Feature Type
-
[x] Adding new functionality to pandas
-
[ ] Changing existing functionality in pandas
-
[ ] Removing existing functionality in pandas
Problem Description
I often create Categorical
data structures. In certain circumstances the number of unique categories can be quite large -- the overall length of the Categorical
can be very long indeed (hundreds of millions of records). I always create these arrays using the Categorical.from_codes
path for performance (my codes are stored in a numpy
array). Even still... I would like to bypass an expensive is_unique
call that is made during the creation of the categories.
My simple (and somewhat contrived) example:
arr = np.array(list(range(10_000_000)) * 10, dtype=np.int32, order="C")
cats = [f"a{i}" for i in range(10_000_000)]
pd.Categorical.from_codes(codes=arr, categories=cats, validate=False)
shows with cProfile
:
Ordered by: internal time
ncalls tottime percall cumtime percall filename:lineno(function)
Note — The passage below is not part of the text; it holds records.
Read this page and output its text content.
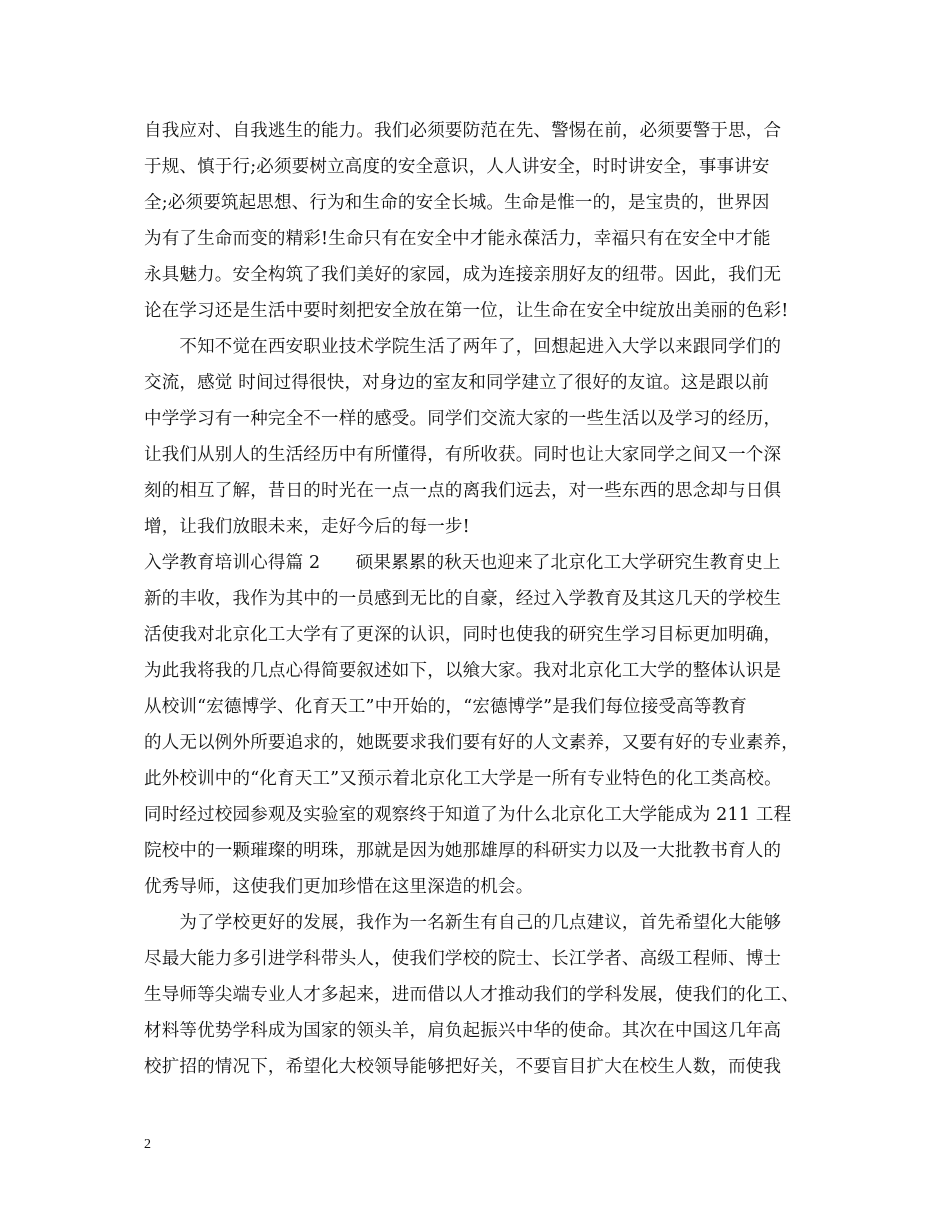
自我应对、自我逃生的能力。我们必须要防范在先、警惕在前，必须要警于思，合
于规、慎于行;必须要树立高度的安全意识，人人讲安全，时时讲安全，事事讲安
全;必须要筑起思想、行为和生命的安全长城。生命是惟一的，是宝贵的，世界因
为有了生命而变的精彩!生命只有在安全中才能永葆活力，幸福只有在安全中才能
永具魅力。安全构筑了我们美好的家园，成为连接亲朋好友的纽带。因此，我们无
论在学习还是生活中要时刻把安全放在第一位，让生命在安全中绽放出美丽的色彩!
　　不知不觉在西安职业技术学院生活了两年了，回想起进入大学以来跟同学们的
交流，感觉 时间过得很快，对身边的室友和同学建立了很好的友谊。这是跟以前
中学学习有一种完全不一样的感受。同学们交流大家的一些生活以及学习的经历，
让我们从别人的生活经历中有所懂得，有所收获。同时也让大家同学之间又一个深
刻的相互了解，昔日的时光在一点一点的离我们远去，对一些东西的思念却与日俱
增，让我们放眼未来，走好今后的每一步!
入学教育培训心得篇 2　　硕果累累的秋天也迎来了北京化工大学研究生教育史上
新的丰收，我作为其中的一员感到无比的自豪，经过入学教育及其这几天的学校生
活使我对北京化工大学有了更深的认识，同时也使我的研究生学习目标更加明确，
为此我将我的几点心得简要叙述如下，以飨大家。我对北京化工大学的整体认识是
从校训“宏德博学、化育天工”中开始的，“宏德博学”是我们每位接受高等教育
的人无以例外所要追求的，她既要求我们要有好的人文素养，又要有好的专业素养，
此外校训中的“化育天工”又预示着北京化工大学是一所有专业特色的化工类高校。
同时经过校园参观及实验室的观察终于知道了为什么北京化工大学能成为 211 工程
院校中的一颗璀璨的明珠，那就是因为她那雄厚的科研实力以及一大批教书育人的
优秀导师，这使我们更加珍惜在这里深造的机会。
　　为了学校更好的发展，我作为一名新生有自己的几点建议，首先希望化大能够
尽最大能力多引进学科带头人，使我们学校的院士、长江学者、高级工程师、博士
生导师等尖端专业人才多起来，进而借以人才推动我们的学科发展，使我们的化工、
材料等优势学科成为国家的领头羊，肩负起振兴中华的使命。其次在中国这几年高
校扩招的情况下，希望化大校领导能够把好关，不要盲目扩大在校生人数，而使我
2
1 1.877 1.877 1.877 1.877 base.py:2313(is_unique)
93 1.539 0.017 1.539 0.017 {built-in method numpy.array}
1 0.709 0.709 4.574 4.574 extract_test.py:1(<module>)
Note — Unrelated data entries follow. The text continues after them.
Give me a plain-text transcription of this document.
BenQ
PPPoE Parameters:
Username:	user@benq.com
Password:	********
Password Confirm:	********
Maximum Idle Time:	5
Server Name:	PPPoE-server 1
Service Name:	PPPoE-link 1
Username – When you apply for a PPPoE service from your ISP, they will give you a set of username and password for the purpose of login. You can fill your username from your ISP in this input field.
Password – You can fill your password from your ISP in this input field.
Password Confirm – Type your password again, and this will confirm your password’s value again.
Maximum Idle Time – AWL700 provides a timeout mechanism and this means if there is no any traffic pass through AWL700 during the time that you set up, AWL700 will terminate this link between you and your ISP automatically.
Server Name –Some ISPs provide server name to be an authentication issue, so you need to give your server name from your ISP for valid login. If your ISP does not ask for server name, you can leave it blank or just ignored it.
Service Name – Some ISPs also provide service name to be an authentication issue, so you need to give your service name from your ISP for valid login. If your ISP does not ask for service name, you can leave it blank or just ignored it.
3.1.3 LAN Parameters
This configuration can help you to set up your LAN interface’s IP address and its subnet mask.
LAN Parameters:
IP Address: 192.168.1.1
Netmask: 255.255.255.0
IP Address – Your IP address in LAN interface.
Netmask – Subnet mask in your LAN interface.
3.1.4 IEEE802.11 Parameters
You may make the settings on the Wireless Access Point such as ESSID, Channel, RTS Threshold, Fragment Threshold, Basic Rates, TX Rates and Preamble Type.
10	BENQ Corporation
1 0.120 0.120 0.120 0.120 missing.py:305(_isna_string_dtype)
4 0.092 0.023 0.098 0.024 cast.py:1579(construct_1d_object_array_from_listlike)
4 0.032 0.008 0.131 0.033 construction.py:517(sanitize_array)
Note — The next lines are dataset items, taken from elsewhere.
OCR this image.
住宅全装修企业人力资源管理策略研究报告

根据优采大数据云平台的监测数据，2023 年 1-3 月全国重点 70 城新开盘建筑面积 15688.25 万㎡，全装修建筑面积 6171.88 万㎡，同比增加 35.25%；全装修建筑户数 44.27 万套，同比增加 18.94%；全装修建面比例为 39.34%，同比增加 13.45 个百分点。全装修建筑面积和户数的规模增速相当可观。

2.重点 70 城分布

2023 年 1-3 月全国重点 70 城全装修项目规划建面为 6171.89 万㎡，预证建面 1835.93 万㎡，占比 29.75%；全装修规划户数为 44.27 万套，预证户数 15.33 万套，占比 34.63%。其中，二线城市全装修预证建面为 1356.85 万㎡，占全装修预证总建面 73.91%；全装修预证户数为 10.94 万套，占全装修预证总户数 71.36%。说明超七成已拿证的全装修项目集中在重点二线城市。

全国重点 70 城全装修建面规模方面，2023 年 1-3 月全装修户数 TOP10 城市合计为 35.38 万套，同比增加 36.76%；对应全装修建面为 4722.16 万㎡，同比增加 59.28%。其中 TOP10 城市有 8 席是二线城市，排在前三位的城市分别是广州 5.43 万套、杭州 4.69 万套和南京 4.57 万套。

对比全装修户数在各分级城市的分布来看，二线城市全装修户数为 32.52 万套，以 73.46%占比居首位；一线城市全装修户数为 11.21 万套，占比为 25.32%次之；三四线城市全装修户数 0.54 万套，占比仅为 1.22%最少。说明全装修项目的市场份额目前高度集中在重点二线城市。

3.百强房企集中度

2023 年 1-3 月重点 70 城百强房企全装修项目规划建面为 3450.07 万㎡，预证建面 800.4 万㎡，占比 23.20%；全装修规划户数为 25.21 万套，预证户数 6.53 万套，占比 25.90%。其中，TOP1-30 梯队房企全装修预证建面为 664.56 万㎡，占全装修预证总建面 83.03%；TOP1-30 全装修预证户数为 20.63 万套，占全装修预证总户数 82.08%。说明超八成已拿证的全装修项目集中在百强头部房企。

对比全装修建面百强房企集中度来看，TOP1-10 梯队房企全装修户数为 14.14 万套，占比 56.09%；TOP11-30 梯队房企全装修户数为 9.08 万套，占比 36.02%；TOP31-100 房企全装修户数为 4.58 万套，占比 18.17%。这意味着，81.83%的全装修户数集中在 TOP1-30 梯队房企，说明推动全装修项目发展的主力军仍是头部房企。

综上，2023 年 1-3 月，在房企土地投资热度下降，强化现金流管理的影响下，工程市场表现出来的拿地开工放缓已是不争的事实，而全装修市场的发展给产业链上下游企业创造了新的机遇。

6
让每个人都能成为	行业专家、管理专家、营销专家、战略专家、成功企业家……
Checking that the categories are unique take a large chunk of time. I've tried to bypass the public API in order to avoid this is_unique
call, but keep on running into trouble. And... generally... I would like to stick to public features only. I know with certainty that my categories are unique.
Feature Description
There could be a couple solutions here:
1) Perhaps someone knows how to create a Categorical
array very fast assuming that I have pristine data (no Nans, or bad codes, plus guaranteed unique categories)? I'd welcome a solution with current methods!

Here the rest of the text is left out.